New technology job training must not be delayed. Employer financed training and re-training programs must be developed jointly to prepare our members for the new skills required. Members should be paid for such training or retraining. The opportunity for this training must be provided on an equal basis to all skilled tradespersons whose job assignments have or will be affected by advancing technology.

We oppose competitive bidding between corporation divisions for corporation work that CAW members have historically performed at each corporate location.

New Technology Committees should be established in each Local Union. The function of such Committees would be to serve as advisors to the Local Union Bargaining Committees. This would include such tasks as:

(a) Determining management's planning for the future through discussions with management personnel who are responsible for purchasing, placing and incorporating new technology into the manufacturing system.

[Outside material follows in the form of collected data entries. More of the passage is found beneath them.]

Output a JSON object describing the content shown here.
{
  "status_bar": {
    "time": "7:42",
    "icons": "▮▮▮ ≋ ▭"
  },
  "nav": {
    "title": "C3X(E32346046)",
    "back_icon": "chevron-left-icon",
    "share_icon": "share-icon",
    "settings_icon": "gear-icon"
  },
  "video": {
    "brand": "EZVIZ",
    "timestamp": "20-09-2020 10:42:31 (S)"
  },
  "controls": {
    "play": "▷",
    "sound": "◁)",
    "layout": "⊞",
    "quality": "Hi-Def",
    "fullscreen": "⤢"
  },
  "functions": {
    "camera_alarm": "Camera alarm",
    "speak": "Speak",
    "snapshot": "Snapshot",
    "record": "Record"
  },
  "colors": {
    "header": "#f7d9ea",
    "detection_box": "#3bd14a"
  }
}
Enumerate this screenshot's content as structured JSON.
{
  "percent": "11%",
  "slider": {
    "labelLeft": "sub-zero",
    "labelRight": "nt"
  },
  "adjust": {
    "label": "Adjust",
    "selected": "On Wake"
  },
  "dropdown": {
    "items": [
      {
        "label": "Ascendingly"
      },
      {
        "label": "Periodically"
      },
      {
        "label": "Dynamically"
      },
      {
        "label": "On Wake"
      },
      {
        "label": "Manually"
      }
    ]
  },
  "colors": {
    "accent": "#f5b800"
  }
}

(b) Determining job impact resulting from the introduction of new technology and keeping the bargaining committees informed of any reassignment of historic work.

(c) Determining new technology training needs and being an active part of all training decisions and the implementation of all training programs.

(d) Determining impending safety problems arising out of new technology applications and making recommendations for safety training.

Wages

The CAW has dealt with the whole question of wage compression due to flat rate C. O. L. A. and was successful in the last round of negotiations to achieve major trade equity improvements to rectify this problem. We must continue to monitor and address this in the future.

Within the trades themselves, there is no justification for a wage spread since all CAW journeymen/women have either served a bona fide apprenticeship of 8,000 or 9,000 hours or have worked in the trade for eight years. We must establish parity at the top rate.

The CAW traditionally negotiates an across-the-board defined pension benefit related to years of service. In some units, like the Big Three, the benefit has been related to base rates. This was done so that the replacement ratio (the pension income compared to former regular pay) for the trades would better match what it was for production workers. The pension differential had, however, not been changed over the years so the replacement ratio for the trades has fallen significantly behind. This must be updated and corrected in coming negotiations.

Canadian Skilled Trades Council Dues

All collective agreements where trades are employed must include that all skilled workers, as a condition of employment and when passed by the membership, be a dues paying member of the Canadian Skilled Trades Council, CAW. This Council has taken an active role at various boards, councils, government bodies and processing of bona-fide cards, etc. Wherever we have the Skilled Trades Program, the one half-hour dues deduction should be part of the collective agreement.